トゥームストーン
2013年10月15日 火曜日ジョージ・P・コスマトス監督、カート・ラッセル、ヴァル・キルマー共演の1993年の西部劇映画「トゥームストーン(Tombstone)」。
西部開拓時代。ワイアット・アープは保安官を引退し、シルバーラッシュで賑わうトゥームストーンの町へと儲けにやって来た。そこには旧友のドク・ホリデイもおり、無法者集団カウボーイズとの戦いに巻き込まれて行く。
わたしが好きなカート・ラッセルが出ているから見たけれど、西部劇はワイアット・アープとビリー・ザ・キッド以外に描くモノは無いのかと思える、良く言えば王道、悪く言ってしまえば在り来たりな西部劇でしかなく、面白味の無い展開。始まって一時間以上、登場人物や町の状況説明ばかりで、カート・ラッセルやヴァル・キルマーの派手な銃撃場面も無く退屈。ワイアット・アープがそれまで争いを回避していたのに、中盤になると急に敵を撃ち殺しまくる行ってしまった人になり、前半と後半では全然雰囲気が違う。銃撃戦もあるけれど、それも敵が銃撃っても近距離でも当たらず、ワイアット・アープ側が銃撃つと皆殺しになる都合の良い銃撃戦ばかりで、そんなワイアット・アープの殺戮場面を延々と見せられても飽き飽き。そもそも西部劇の多くが、頭の悪いチンピラ、ゴロツキが「喧嘩売られた!」だののしょうもない理由で銃をチラつかせて、結局はやっぱり主人公側に殺されるという全く面白味の無い展開ばかりなので正直興味も無い。
基本的に登場人物誰もが無法者でしかないで、見ていても「ふ~ん…。」位。ワイアット・アープも押し掛けヤクザの様なやり方でバーでの賭博から金を巻き上げて町の有志面だし、結婚予定らしい相手がいるのにたまたま見かけた女性の尻を追い駆け回すし、金を持ち出すとアープ一家はドンドン増長し出すし、自分達が撃つ殺す分には良いけれど仲間が殺されれば敵を数十人と殺して回るし、こんな人物達を正義の主人公風に描かれても、見ている方からすると人物と描き方がチグハグ過ぎて、どうしろと言うのだ?

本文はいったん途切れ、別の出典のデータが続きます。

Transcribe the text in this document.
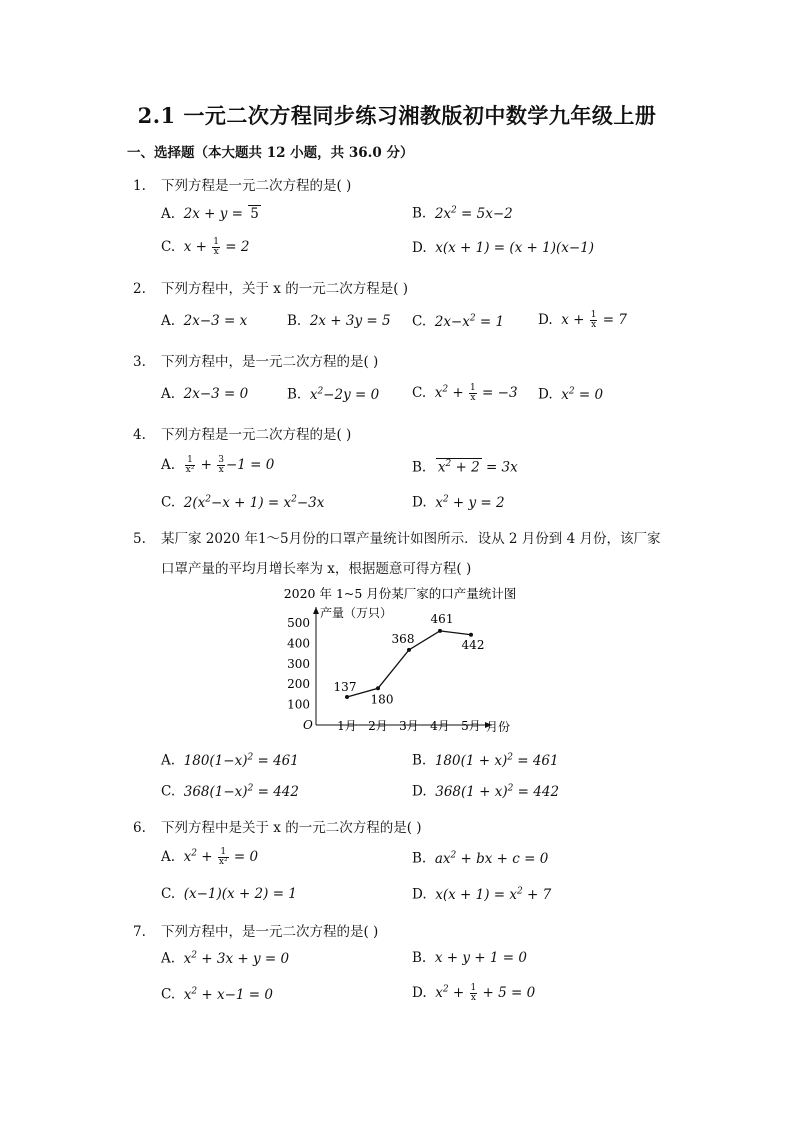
2.1 一元二次方程同步练习湘教版初中数学九年级上册
一、选择题（本大题共 12 小题，共 36.0 分）
1. 下列方程是一元二次方程的是( )
A. 2x + y = 5	B. $2x^2 = 5x-2$
C. $x + \frac{1}{x} = 2$	D. x(x + 1) = (x + 1)(x−1)
2. 下列方程中，关于 x 的一元二次方程是( )
A. 2x−3 = x	B. 2x + 3y = 5 C. $2x-x^2 = 1$	D. $x + \frac{1}{x} = 7$
3. 下列方程中，是一元二次方程的是( )
A. 2x−3 = 0	B. $x^2-2y = 0$ C. $x^2 + \frac{1}{x} = -3$ D. $x^2 = 0$
4. 下列方程是一元二次方程的是( )
A. $\frac{1}{\text{x²}} + \frac{3}{x} -1 = 0$	B. $x^2 + 2 = 3x$
C. $2(x^2-x + 1) = x^2-3x$	D. $x^2 + y = 2$
5. 某厂家 2020 年1～5月份的口罩产量统计如图所示．设从 2 月份到 4 月份，该厂家
口罩产量的平均月增长率为 x，根据题意可得方程( )
2020 年 1~5 月份某厂家的口产量统计图
产量（万只）
月份
O
100
200
300
400
500
1月 2月 3月 4月 5月
137
180
368
461
442
A. $180(1-x)^2 = 461$	B. $180(1 + x)^2 = 461$
C. $368(1-x)^2 = 442$	D. $368(1 + x)^2 = 442$
6. 下列方程中是关于 x 的一元二次方程的是( )
A. $x^2 + \frac{1}{\text{x²}} = 0$	B. $ax^2$ + bx + c = 0
C. (x−1)(x + 2) = 1	D. $x(x + 1) = x^2 + 7$
7. 下列方程中，是一元二次方程的是( )
A. $x^2 + 3x + y = 0$	B. x + y + 1 = 0
C. $x^2 + x-1 = 0$	D. $x^2 + \frac{1}{x} + 5 = 0$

出ている役者は結構見た顔が多い。カウボーイズのリーダーカーリー・ビルは「24」でノア・ダニエルズ副大統領役だったパワーズ・ブース、その相棒リンゴはマイケル・ビーン、カウボーイズの部下は「Terra Nova」でテイラー司令官役だったスティーヴン・ラング、カウボーイズ側に付いているビリー役は「ビバリーヒルズ高校白書」でブランドン・ウォルシュ役だったジェイソン・プリーストリー、市長役は「Lost」のジョン・ロック役のテリー・オクィンと、この時は脇役だけれど、今見ると「あの人じゃん!」という役者が多く、この映画前後の時期はスターだったカート・ラッセルやヴァル・キルマーが、その後パッとしなくなって行く事を思うと、何か複雑な役者の出演。
この映画、役者や見た目は良いのに、肝心の人物像が誰もが調子乗った頭のおかしな殺人狂でしかないので、見ていてもつまらない。
西部劇が流行らなくなったのって、結局何やっても今までの映画の焼き直し感しかなく、1980年代から1990年代にかけての爆発・銃撃・敵皆殺しで解決してしまうハリウッド・アクション映画よりも新鮮味や映像的おもしろさが無く、無法者同士の馬鹿馬鹿しい殺し合いに終始している安っぽさばかりだったからというのが、この映画を見るとよく分かる。